Data Mining (DM) is one commonly used name to address the efforts put in to derive a set of high level knowledge, from data, which is said to be both comprehensible and accurate (Fayyad, Piatetsky-Shapiro, & Smyth, 1996). In other words we can say that DM is the process of automatically seeking, constructing, analyzing and validating the structural patterns in data and in turn using them, for prediction, on unseen data (Witten, Frank, 1999; Lu, Setiono, & Liu, 1995)
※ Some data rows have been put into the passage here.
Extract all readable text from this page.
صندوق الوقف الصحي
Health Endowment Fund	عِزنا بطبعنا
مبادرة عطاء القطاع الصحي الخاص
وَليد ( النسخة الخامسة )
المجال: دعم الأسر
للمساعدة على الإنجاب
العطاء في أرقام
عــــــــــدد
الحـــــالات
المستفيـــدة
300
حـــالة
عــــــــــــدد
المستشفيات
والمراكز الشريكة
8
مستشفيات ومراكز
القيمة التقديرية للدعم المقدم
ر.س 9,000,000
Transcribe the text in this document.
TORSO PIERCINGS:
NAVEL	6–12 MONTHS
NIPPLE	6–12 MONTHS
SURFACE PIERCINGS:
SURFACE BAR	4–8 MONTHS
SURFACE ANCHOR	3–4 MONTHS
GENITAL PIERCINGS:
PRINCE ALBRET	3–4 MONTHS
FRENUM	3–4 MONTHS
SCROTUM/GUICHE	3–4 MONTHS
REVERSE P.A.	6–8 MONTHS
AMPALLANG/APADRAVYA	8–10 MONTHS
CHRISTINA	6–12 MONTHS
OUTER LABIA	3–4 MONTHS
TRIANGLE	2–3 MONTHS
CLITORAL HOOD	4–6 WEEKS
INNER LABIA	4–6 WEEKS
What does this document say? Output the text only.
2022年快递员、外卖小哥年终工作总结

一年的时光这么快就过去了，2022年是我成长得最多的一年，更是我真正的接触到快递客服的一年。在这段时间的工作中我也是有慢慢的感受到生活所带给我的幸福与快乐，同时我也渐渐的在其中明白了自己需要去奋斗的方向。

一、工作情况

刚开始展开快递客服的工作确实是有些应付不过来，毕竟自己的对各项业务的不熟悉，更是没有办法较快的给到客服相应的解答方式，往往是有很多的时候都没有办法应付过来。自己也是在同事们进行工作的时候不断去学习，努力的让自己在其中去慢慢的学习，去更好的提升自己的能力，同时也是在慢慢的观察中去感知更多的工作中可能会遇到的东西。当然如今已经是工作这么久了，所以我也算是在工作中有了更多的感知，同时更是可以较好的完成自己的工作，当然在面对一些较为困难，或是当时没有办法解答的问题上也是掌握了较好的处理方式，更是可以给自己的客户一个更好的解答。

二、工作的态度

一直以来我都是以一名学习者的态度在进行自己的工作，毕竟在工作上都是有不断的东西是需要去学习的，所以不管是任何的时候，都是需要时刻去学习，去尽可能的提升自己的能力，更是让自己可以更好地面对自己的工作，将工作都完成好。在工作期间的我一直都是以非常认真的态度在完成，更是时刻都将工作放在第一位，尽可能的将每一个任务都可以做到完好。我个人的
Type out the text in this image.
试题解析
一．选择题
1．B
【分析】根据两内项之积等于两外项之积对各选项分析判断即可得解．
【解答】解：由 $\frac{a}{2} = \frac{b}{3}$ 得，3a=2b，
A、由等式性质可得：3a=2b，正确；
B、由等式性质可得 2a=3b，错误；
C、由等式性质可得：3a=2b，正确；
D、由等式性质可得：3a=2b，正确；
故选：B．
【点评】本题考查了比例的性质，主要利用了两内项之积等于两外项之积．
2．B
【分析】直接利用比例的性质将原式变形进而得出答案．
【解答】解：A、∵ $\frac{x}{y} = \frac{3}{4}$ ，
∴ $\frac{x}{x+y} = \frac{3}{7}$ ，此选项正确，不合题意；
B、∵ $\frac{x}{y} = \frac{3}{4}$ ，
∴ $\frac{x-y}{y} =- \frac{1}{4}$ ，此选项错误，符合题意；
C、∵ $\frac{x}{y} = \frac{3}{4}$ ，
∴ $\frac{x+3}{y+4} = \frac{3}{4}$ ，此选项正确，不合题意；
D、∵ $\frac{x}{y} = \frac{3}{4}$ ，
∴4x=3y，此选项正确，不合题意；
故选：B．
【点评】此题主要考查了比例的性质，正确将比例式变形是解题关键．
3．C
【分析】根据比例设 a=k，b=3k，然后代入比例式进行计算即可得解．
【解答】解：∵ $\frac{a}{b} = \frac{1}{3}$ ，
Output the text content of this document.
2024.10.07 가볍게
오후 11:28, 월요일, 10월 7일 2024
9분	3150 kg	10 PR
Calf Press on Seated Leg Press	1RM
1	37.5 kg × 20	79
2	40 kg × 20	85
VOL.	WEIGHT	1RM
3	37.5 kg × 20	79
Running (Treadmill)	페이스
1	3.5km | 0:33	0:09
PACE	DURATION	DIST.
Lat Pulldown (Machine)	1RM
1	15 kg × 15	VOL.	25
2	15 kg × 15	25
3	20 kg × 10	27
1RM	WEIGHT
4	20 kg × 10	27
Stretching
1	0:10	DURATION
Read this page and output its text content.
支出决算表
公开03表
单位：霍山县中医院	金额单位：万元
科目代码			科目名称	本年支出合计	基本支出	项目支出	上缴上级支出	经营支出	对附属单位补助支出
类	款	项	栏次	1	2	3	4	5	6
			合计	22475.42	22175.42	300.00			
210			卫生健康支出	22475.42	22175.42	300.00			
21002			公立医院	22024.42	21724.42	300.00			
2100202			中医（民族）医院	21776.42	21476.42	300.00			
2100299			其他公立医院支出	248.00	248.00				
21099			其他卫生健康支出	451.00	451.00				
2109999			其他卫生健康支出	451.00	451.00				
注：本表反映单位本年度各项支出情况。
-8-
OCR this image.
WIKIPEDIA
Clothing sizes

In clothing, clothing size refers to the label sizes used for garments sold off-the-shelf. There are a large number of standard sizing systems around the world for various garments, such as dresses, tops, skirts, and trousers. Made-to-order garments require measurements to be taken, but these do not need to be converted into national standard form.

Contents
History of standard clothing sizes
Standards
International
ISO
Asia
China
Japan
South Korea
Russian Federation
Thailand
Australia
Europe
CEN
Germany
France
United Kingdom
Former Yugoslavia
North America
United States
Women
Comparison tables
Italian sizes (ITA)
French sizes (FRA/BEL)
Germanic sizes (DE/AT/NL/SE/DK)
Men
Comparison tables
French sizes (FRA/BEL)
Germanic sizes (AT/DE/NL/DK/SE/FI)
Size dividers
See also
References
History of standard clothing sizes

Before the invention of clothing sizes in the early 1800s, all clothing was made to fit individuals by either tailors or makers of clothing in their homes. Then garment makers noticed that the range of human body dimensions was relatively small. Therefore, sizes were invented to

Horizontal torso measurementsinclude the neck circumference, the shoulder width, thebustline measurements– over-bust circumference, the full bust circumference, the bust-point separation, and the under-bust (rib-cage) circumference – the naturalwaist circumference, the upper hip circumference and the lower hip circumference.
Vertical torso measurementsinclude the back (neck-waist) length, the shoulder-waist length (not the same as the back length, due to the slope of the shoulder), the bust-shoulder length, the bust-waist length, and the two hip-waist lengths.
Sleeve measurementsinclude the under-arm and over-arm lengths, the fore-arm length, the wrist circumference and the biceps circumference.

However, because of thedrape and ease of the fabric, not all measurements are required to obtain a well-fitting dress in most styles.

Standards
Decision trees (Quinlan, 1986), neural networks (Odom & Sharda, 1990) and genetic algorithms (Goldberg, 1989) are some of the data mining techniques employed to extract classification rules. Currently many classification algorithms are used to extract some kind of relevant pattern amongst the data in the form of a model which can be used in prediction phase for the classification of unseen data. These include decision tree (Quinlan, 1986), neural networks (Odom & Sharda, 1990), support vector machine (Vapnik, 1995). It is an undeniable fact that neural networks, support vector machine and statistical algorithms are strong when it comes to predictive accuracy but fall short in terms of simplicity and comprehensibility. It is nearly impossible to extract useful high level knowledge, from the model developed, which can be easily understood and comprehended by the user. Thus they are called ‘Black Box’. This black box nature is overcome by the new algorithms which generate a set of easily interpreted rules as the model itself.
Recently efforts have been put into research, with success, related to nature-based approaches for finding the solution to classification problems. These include Genetic Algorithms (GA) (Mahfoud & Mani, 1996), Ant Colony Optimization (ACO) (Dorigo & Maniezzo, 1996., Dorigo & Stutzle, 2004) and Particle Swarm Optimization (PSO) (Sousa, Silva, & Neves, 2003) etc. which fall under Swarm intelligence (SI).
Since we developed a new variant of ACO-Miner we discuss more on ACO in the following. The basic ACO technique consists of a population of ants (artificial) which searches in the solution space of the given problem, guided by the pheromone trails and a heuristic approach. The pheromone update and evaporation take place depending upon the past exposure and experience of the ants (candidate solutions). This eventually increases the probability of finding the optimum solution to the problem in the next iteration (Dorigo & Gambardella, 1997).. Its significance and efficiency in various fields has been successfully demonstrated by successful applications to hard combinatorial optimization problems (Dorigo & Stutzle, 2004). In this paper we developed an advanced ant colony optimization algorithm (ADACOM) which makes use of a different but efficient heuristic approach. The new algorithm makes use of Gini’s Index, instead of Entropy, as the measure of information level in a particular term. In addition to this the ADACOM tries to capture the overlooked information resulting from the parameter constraints. This is accomplished by dynamically varying the parameters so as to retrieve more knowledge from the data by compensating the simplicity of the rules extracted but significantly improving upon the predictive accuracy., Ripper, C4.5 (Quinlan, 1993), INN, logit (Ohlson, 1980) and SVM (Quinlan, 1986) are compared with ADACOM for the benchmark datasets.